Integrating Students’ Process and Textual Data for Measuring the Interdependency of Domain-Specific and Generic Critical Online Reasoning

The state-of-the-art approach to assessing learning outcomes conceives assessment as a process of reasoning from the necessarily limited evidence of what students do to make claims about what they know and can do in the real world. In contrast, the analysis of process and text data generated by students during their learning understood as uninterrupted behavior is considered a more authentic alternative. This process and text data form multimodal data, which have the potential to create a more complete picture of critical online reasoning (COR) processes and can be analyzed by data science methods. Thus, the question arises, to what extent can data science methods be compared to state-of-the-art assessments to study COR processes.

C08 has three main objectives in advancing the field of educational research.

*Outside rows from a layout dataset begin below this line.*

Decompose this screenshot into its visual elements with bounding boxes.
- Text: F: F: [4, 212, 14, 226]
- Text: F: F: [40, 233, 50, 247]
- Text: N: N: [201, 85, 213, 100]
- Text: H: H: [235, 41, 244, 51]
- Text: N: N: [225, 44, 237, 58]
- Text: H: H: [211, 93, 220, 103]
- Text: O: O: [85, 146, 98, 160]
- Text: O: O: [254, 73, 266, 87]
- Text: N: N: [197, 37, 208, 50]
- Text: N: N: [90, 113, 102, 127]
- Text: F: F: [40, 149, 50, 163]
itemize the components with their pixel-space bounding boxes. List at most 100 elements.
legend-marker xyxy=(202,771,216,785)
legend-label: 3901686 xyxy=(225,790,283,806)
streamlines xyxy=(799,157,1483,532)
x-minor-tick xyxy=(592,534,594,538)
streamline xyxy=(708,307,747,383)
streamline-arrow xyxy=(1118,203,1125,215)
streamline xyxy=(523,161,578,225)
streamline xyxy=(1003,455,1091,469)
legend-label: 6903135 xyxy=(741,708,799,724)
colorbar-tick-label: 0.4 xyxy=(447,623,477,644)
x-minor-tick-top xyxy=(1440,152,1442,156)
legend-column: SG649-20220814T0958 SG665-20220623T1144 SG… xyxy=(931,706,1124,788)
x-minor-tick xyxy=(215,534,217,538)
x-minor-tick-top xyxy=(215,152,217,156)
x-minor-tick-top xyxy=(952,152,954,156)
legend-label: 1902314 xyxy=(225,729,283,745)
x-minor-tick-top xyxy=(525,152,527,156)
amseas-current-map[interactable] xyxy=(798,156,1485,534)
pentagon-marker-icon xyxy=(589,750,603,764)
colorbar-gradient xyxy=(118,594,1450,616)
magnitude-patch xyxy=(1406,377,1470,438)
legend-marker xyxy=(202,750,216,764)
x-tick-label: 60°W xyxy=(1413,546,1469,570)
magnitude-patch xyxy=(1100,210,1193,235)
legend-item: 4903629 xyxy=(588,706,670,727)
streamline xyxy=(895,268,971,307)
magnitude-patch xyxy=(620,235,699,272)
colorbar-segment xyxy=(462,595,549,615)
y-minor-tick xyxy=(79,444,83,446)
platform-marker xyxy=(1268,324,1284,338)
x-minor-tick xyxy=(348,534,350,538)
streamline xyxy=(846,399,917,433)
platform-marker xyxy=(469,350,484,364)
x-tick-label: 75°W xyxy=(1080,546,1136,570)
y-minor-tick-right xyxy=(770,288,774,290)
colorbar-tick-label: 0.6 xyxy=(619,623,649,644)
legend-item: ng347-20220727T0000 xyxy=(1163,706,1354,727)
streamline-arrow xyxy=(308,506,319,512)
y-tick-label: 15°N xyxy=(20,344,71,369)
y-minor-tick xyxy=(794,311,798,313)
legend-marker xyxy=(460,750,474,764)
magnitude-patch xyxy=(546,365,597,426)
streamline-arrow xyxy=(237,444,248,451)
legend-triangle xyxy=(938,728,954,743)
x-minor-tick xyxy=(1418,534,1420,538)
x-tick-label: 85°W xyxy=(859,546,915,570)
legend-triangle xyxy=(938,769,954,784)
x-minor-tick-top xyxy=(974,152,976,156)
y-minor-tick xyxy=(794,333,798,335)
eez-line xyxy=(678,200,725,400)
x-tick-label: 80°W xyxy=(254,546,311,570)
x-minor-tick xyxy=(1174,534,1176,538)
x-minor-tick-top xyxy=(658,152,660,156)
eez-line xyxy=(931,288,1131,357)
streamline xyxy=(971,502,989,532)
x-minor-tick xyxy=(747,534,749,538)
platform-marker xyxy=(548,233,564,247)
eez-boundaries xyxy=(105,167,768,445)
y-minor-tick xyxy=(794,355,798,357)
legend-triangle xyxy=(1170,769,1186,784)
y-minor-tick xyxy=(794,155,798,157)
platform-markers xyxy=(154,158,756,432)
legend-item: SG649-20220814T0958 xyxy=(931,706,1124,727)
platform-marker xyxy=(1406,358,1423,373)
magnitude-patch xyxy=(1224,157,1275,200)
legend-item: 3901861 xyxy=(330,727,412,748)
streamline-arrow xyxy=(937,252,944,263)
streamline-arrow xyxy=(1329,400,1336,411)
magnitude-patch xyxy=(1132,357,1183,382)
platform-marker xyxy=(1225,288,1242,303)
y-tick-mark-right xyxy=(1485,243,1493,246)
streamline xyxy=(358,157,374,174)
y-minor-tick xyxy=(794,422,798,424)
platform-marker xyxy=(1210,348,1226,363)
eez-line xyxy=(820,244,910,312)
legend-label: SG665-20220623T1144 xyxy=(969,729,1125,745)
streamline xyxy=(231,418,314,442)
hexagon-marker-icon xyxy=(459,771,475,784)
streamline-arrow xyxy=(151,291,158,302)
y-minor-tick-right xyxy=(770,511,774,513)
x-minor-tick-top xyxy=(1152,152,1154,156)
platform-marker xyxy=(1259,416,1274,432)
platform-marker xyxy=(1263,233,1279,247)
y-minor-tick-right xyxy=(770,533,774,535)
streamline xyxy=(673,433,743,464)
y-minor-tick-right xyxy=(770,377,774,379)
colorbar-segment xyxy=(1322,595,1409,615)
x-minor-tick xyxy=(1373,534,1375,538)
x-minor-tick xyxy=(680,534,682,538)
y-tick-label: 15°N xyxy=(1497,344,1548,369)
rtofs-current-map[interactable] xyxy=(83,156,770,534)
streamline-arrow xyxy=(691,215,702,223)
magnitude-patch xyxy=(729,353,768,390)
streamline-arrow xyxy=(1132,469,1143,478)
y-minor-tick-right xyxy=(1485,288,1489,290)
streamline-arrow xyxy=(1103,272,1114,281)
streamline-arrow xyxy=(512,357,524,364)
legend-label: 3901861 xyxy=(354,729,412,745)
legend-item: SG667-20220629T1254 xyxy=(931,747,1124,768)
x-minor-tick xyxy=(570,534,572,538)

First, C08 will provide an authentic digital assessment and learning environment in the AZURE cloud where students can behave as they do on their computers. Second, C08 will capture student activities by integrating multimodal textual and response process data in a research infrastructure called Multimodal Learning Data Science System (MLDS). MLDS will allow for examinations of students’ process data (e.g., webpage scrolling, time spent) and textual data (e.g., websites processed, text written) in generic (GEN) and domain-specific (DOM) COR tasks. Third, C08 will analyze and explore its multimodal data set to uncover latent relationships between text data processed or written by students and their behavioral response data (e.g., browsing histories, duration) while solving COR tasks.

C08 will provide an authentic digital assessment and learning environment in the AZURE cloud to emulate a Windows PC. This environment will be used for assessments in real Internet scenarios and the related simulations. The COR tasks will be implemented in close collaboration with the A- and B-projects. C08 will capture textual and process data of student activities in its MLDS research infrastructure to make it available for all research unit (FOR) projects. It will investigate the role and interaction of text and process data in successful COR task performances and how they are linked to students’ domain knowledge and personal traits.

C08 tests the significance of data science methods in the field of education. It identifies the added value and limitations of data science methods for processing multimodal text and process data generated in GEN- and DOM-COR assessments to contribute new insights and methods to educational science. 

C08 will collaborate with all FOR projects to create and evaluate a unique big data set for GEN- and DOM-COR research, and will develop an infrastructure to analyze and explore this data. While it contributes data science expertise to the FOR, it requires the expertise of educational scientists to customize and calibrate its methods.

C08 uses NLP (Natural Language Processing) methods and tools to analyze and process text and multimodal data. In order to enable efficient and automatic analysis, DUUI is being developed as a system that is scalable through the use of clusters, provides NLP tools that are compatible and interchangeable, simplifies reproducibility and is easy to use. The use of standardized data formats enables integration into MLDS and the system landscape of C08.

In addition to automated annotation, C08 provides browser-based tools for all projects to simplify manual annotation and rating tasks. This includes, for example, a tool for rating the participants' answers, a tool for the classification of websites or a tool for the annotation of linguistic structures. These tools are provided in the TextAnnotator and are based on the same standardized formats which enables direct exchange and usability.

The combination of pre-processing using DUUI and the annotation tools in TextAnnotator constitutes an annotation cycle: manually made annotations enable the iterative improvement of NLP tools, thereby reducing the reliance on manual annotation tasks over time through the enhancement and validation of automated processes.

The processed data and generated analyses are easily accessible for all projects via a website-based tool and an API from the MLDS.